LAL is certainly the most frequently studied cross-linked amino acid. Many investigations have been devoted to investigating the effects of its presence on protein functionality and nutritional value, because LAL acts as a bridge or a cross-linker between two different parts of the protein chain (Pellegrino et al, 1998). It can thus impair the approach of the enzymes and consequently decrease protein digestibility (Anantharaman and Finot, 1993; Savoie et al, 1991). The nutritional consequences of LAL formation in foods have been extensively reviewed (Karayiannis et al, 1980; Maga, 1984; Friedman, 1999), adverse effects on growth, protein digestibility, protein quality, and mineral bioavailability and utilisation were observed (Sarwar et al, 1999).

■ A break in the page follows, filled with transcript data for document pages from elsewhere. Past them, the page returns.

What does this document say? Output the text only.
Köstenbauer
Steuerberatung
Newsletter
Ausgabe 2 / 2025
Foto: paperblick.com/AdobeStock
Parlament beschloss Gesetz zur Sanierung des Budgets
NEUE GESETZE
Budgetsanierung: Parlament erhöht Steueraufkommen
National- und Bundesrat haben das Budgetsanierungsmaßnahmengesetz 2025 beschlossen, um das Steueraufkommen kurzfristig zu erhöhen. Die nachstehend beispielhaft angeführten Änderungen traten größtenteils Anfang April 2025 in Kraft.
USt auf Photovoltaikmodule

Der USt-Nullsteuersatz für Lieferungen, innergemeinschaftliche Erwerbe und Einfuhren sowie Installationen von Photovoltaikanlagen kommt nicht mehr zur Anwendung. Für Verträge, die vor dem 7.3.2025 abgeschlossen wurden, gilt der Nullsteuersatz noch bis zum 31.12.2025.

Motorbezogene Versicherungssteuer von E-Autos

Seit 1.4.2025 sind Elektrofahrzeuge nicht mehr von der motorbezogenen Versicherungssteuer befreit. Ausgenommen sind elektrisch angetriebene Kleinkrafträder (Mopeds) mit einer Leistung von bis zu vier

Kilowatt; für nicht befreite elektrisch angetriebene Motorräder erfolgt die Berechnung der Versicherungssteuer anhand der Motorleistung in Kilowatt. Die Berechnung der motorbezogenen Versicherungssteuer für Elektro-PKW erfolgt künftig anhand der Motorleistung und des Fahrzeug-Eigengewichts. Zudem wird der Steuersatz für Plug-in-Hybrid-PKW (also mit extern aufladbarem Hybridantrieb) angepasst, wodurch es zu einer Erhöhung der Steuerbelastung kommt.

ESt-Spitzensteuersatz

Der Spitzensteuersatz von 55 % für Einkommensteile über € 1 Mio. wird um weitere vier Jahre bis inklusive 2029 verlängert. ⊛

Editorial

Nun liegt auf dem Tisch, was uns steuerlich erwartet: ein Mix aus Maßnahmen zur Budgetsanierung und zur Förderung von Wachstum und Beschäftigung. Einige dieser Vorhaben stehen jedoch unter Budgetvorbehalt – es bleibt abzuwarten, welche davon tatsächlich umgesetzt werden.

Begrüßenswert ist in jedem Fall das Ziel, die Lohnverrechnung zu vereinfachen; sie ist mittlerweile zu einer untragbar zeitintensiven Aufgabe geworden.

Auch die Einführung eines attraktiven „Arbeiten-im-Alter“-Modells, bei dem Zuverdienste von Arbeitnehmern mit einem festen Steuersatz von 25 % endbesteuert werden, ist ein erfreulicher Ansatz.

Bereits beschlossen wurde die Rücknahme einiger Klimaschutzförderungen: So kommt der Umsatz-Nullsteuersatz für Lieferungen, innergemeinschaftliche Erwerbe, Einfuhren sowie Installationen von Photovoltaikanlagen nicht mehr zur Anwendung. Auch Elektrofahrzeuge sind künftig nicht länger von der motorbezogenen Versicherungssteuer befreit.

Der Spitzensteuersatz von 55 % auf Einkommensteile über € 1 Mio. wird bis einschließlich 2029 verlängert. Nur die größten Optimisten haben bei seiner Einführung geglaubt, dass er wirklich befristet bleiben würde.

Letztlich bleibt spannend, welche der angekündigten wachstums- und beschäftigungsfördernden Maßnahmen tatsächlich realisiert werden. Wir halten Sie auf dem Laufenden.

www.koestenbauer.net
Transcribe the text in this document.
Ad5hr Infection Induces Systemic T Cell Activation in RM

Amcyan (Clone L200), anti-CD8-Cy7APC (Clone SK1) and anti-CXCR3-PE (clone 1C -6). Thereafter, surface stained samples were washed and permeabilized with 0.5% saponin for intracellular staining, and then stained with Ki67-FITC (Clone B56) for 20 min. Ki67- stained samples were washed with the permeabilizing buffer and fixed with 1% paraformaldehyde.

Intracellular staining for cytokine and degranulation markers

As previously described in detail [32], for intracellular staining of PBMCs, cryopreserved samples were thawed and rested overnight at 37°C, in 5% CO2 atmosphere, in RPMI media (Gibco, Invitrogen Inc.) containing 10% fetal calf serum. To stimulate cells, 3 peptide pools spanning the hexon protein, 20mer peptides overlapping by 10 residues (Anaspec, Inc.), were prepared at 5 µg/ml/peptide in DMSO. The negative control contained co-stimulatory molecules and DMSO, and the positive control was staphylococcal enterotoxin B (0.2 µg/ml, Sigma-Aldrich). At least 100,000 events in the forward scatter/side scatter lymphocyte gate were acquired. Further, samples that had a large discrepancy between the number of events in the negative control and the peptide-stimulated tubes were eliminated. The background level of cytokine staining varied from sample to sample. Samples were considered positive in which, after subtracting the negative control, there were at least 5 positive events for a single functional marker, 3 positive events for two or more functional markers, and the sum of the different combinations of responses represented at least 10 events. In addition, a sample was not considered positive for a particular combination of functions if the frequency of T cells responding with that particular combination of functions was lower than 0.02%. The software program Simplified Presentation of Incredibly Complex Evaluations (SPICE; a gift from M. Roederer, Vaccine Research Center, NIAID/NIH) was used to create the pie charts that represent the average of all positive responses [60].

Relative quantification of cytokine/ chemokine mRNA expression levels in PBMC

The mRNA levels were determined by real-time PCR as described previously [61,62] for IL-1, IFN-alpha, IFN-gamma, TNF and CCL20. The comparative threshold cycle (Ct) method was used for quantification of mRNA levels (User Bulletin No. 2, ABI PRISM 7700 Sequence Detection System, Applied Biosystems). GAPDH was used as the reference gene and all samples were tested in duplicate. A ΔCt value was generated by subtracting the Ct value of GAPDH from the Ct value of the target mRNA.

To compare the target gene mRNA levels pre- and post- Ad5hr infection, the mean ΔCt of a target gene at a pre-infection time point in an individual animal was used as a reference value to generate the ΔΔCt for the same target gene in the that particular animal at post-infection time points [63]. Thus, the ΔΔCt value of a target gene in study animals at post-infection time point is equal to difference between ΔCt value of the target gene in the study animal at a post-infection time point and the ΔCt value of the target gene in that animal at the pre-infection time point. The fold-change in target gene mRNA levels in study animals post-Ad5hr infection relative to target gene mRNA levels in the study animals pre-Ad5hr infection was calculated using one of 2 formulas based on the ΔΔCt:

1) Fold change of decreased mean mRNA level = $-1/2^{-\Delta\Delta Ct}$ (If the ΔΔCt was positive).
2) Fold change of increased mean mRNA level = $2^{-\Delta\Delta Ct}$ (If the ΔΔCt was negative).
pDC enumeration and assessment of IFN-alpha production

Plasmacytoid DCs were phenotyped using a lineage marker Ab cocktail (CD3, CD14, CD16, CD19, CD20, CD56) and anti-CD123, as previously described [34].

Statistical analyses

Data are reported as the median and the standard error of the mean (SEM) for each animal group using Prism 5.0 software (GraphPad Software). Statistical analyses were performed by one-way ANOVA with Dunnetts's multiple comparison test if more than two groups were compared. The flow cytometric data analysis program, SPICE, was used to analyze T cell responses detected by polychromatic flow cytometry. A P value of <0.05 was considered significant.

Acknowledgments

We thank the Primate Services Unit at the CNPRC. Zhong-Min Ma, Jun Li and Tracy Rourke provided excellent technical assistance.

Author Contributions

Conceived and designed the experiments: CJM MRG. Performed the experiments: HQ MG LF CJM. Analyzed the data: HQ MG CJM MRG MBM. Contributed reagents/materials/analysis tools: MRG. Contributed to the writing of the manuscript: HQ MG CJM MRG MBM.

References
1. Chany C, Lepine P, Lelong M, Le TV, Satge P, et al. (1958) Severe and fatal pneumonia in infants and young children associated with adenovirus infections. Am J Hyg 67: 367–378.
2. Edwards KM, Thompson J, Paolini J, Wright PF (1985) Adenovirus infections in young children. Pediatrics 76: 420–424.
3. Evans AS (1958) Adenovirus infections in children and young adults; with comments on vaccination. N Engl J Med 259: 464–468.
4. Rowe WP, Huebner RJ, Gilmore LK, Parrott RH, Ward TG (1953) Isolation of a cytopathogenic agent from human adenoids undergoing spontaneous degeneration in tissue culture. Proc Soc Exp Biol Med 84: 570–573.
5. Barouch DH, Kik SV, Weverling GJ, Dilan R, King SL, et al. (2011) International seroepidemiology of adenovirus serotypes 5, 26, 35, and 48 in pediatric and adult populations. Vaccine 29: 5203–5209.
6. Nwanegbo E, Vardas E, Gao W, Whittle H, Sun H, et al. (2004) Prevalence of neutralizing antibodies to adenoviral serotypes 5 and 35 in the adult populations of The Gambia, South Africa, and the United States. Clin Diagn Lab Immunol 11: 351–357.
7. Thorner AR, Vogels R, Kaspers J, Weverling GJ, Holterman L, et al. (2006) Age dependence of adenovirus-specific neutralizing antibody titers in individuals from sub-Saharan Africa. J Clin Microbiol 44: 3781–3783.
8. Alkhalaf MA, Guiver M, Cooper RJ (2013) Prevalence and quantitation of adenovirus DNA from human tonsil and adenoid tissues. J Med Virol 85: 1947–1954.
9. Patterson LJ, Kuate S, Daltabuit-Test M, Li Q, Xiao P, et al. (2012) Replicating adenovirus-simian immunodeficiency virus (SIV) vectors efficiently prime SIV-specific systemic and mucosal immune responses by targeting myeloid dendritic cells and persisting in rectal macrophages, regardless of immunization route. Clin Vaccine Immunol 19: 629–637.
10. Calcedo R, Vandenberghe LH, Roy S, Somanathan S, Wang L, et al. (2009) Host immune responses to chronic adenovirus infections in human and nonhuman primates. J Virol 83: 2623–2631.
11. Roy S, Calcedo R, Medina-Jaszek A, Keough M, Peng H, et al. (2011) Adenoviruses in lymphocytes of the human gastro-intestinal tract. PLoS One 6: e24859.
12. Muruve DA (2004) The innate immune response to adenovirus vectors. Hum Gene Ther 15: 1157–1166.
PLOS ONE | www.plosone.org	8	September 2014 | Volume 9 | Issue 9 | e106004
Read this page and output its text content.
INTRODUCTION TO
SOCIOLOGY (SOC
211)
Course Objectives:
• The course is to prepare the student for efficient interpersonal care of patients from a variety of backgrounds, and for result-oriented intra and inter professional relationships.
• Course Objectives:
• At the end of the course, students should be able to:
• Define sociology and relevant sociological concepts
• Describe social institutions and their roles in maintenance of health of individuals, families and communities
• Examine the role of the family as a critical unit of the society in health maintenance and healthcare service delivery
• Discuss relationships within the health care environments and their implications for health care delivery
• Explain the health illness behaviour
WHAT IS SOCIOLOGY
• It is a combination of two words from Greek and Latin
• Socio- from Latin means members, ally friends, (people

There are also some concerns about toxicity; LAL has been shown to provoke lesions in rat kidney cells causing nephrocitomegaly (Friedman et al, 1984; Friedman and Pearce, 1989). Although these effects seem very species specific, such observations promoted investigation on humans, in particular on preterm infants (Langhendries et al, 1992). The higher level of Maillard reaction products and LAL in infant formulas compared to breast milk had no influence on creatinine clearance or electrolyte excretion and there was no evidence of tubular damage as determined by the urinary excretion of four kidney-derived enzymes. Feeding with formulas, however, did result in a general increase in urinary microprotein levels.

Some authors have investigated the presence of LAL in infant formulas in the 1980s (Fritsch and Klostermeyer, 1981; de Koning and van Rooijen, 1982; Bellomonte et al, 1987): the data were in the range of 150-2120 mg/g protein. Some dried and liquid samples have been analysed very recently by us (D'Agostina et al, 2002): the LAL contents in dried formulas were negligible, whereas in liquid samples they were lower than 80 mg/g protein in adapted formulas, 80-370 mg/g protein in follow-on formulas, and about 500 mg/g protein in growing milk, indicating that current products are much better than older ones and that producers have made considerable efforts to improve the manufacturing procedures especially in adapted formulas. In particular, the replacement of in-bottle sterilisation by UHT treatments can reduce the thermal damage in liquid samples (Rennen and Vetter, 1988). LAL contents ranging from 150 to 800 mg/g protein were observed in liquid samples for enteral nutrition, which are mainly based on casein, a protein more sensitive than lactalbumin to this reaction (Boschin et al, 2002).

Some studies were focused also on histidinoalanine, that was detected for the first time by Finley and Friedman (1977) in soybean protein isolates treated with alkali. The HAL content of several proteins (bovine serum albumin, bovine tendon collagen, and casein) heated in neutral pH buffer was greater than their LAL content (Fujimoto, 1984). This probably derives from the lower pKa of the NH group of histidine (pKa = 5.5) in respect to e-NH3+ of lysine (pKa = 10).

Analysis of various milk-protein containing foods, such as heated skim milk, sterilised milk, and baby formulas, permitted detection of amounts of HAL between 50 and 1800 mg/g protein, comparable to LAL amounts (Henle et al, 1993; Henle et al, 1996). However, no toxicological effects have been reported for HAL.